Die Mikromuster-Traktionsmikroskopie ermöglicht die Kontrolle der Form einzelner Zellen und Zellcluster. Darüber hinaus ermöglicht die Fähigkeit, auf der Mikrometerlängenskala zu mustern, die Verwendung dieser strukturierten Kontaktzonen für die Messung von Zugkräften, da jeder mikrostrukturierte Punkt die Bildung einer einzigen fokalen Adhäsion ermöglicht, die dann das weiche, darunter liegende Hydrogel verformt. Dieser Ansatz wurde für eine Vielzahl von Zelltypen verwendet, darunter Endothelzellen, glatte Muskelzellen, Fibroblasten, Blutplättchen und Epithelzellen.

Dieser Review beschreibt die Entwicklung von Techniken, die das Drucken von extrazellulären Matrixproteinen auf Polyacrylamid-Hydrogele in einer regelmäßigen Anordnung von Punkten mit vorgegebener Größe und Abstand ermöglichen. Da Muster im Mikrometermaßstab schwer direkt auf weiche Substrate gedruckt werden können, werden Muster zunächst auf starren Glasabdeckungen erzeugt, die dann verwendet werden, um das Muster während der Gelierung auf das Hydrogel zu übertragen. Zunächst wird der ursprüngliche Mikrokontaktdruckansatz zur Erzeugung von Arrays kleiner Punkte auf dem Deckglas beschrieben. Ein zweiter Schritt, der den größten Teil des Musters entfernt, um Inseln aus kleinen Punkten zu hinterlassen, ist erforderlich, um die Formen von Zellen und Zellclustern auf solchen Arrays von gemusterten Punkten zu kontrollieren.

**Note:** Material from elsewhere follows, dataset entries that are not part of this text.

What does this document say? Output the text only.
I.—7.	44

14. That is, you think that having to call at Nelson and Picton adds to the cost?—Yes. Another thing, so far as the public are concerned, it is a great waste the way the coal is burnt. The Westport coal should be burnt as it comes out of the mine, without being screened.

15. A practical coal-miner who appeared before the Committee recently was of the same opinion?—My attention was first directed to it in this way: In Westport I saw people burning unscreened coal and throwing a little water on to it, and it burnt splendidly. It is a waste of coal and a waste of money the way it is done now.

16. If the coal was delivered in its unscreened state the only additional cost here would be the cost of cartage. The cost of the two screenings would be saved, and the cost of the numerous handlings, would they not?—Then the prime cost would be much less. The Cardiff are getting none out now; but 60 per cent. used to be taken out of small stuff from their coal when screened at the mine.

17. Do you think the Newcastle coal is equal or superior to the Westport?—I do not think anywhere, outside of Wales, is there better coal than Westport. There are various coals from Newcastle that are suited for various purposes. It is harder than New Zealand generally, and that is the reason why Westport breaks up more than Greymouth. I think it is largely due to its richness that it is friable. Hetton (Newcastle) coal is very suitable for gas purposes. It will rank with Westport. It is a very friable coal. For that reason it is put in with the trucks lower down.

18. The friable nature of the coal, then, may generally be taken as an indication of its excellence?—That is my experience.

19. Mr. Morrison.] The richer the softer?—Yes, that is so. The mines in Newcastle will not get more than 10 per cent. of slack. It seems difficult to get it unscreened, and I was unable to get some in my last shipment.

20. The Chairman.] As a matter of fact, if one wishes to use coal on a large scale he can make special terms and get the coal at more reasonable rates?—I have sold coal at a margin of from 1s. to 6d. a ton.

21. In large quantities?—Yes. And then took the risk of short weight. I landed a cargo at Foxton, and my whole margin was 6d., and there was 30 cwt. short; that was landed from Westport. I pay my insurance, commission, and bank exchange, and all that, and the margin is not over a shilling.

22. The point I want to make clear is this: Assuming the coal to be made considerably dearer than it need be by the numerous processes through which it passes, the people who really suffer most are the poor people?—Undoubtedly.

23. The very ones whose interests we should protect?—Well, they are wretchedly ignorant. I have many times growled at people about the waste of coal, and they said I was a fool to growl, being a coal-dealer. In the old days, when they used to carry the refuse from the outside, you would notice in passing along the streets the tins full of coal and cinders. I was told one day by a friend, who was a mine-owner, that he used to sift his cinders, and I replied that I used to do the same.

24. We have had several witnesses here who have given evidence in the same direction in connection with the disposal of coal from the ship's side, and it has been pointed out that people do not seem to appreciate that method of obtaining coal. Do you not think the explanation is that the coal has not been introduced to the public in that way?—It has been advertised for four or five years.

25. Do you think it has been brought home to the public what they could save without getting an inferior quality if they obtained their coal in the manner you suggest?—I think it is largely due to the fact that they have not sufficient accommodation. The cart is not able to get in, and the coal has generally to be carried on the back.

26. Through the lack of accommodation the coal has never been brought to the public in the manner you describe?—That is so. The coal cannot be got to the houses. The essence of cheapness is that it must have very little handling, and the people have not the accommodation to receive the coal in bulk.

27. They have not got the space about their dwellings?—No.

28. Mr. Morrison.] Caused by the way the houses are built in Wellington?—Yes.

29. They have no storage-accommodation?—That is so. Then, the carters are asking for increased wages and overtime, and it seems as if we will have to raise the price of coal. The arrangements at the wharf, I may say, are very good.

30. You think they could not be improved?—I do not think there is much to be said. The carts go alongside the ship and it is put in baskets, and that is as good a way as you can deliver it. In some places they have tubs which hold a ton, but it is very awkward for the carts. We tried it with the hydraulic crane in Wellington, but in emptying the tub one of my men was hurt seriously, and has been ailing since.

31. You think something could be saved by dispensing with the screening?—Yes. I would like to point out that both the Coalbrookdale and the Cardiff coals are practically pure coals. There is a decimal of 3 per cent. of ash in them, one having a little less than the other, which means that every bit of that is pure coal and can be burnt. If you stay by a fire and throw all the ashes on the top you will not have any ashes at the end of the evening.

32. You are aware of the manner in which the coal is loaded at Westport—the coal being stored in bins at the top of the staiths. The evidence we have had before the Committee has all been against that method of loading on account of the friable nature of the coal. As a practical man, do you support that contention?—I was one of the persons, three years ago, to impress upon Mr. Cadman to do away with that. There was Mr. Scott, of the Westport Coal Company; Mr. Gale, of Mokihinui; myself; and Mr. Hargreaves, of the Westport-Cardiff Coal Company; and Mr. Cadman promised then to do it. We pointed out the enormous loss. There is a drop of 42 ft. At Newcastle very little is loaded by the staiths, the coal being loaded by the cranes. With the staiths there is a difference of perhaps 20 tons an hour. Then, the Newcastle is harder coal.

Als nächstes wird eine Weiterentwicklung dieses Ansatzes beschrieben, die die Erzeugung von Punktinseln mit einem einzigen subtraktiven Musterungsschritt ermöglicht. Dieser Ansatz ist für den Benutzer stark vereinfacht, hat aber den Nachteil, dass die Lebensdauer der Masterform, die zur Herstellung der Muster benötigt wird, verringert wird. Schließlich werden die Berechnungsansätze beschrieben, die für die Analyse von Bildern verschobener Punkte und nachfolgender zellgenerierter Traktionsfelder entwickelt wurden, und aktualisierte Versionen dieser Analysepakete werden bereitgestellt.

Introduction

Die meisten Zellphänotypen üben Zugkräfte auf ihre Umgebung aus. Diese Zugkräfte werden durch das kontraktile Zytoskelett einer Zelle erzeugt, das ein Netzwerk aus Aktin und Myosin ist, und anderen filamentösen Biopolymeren und Vernetzungsproteinen 1,2,3,4. Kräfte, die innerhalb der Zelle erzeugt werden, können auf die extrazelluläre Umgebung oder benachbarte Zellen übertragen werden, hauptsächlich über Transmembranproteine wieIntegrine bzw. Cadherine 5,6. Wie sich eine Zelle ausbreitet oder zusammenzieht – und die Größenordnungen der Zugkräfte, die mit diesen Bewegungen verbunden sind – ist das Ergebnis eines intimen Gesprächs mit ihrer Umgebung, das weitgehend von der Art und Menge des in der extrazellulären Matrix (ECM) vorhandenen Proteins abhängt7,8 und der Steifigkeit des ECM. Tatsächlich ist die Zugkraftmikroskopie zu einem unschätzbaren Werkzeug geworden, um die Reaktionsfähigkeit der Zellen auf lokale Reize wie Substratsteifigkeit, auferlegte mechanische Spannungen und Dehnungen oder den Kontakt mit anderen Zellen zu verstehen. Diese Informationen sind direkt relevant für das Verständnis von Krankheiten wie Krebs und Asthma 9,10,11,12.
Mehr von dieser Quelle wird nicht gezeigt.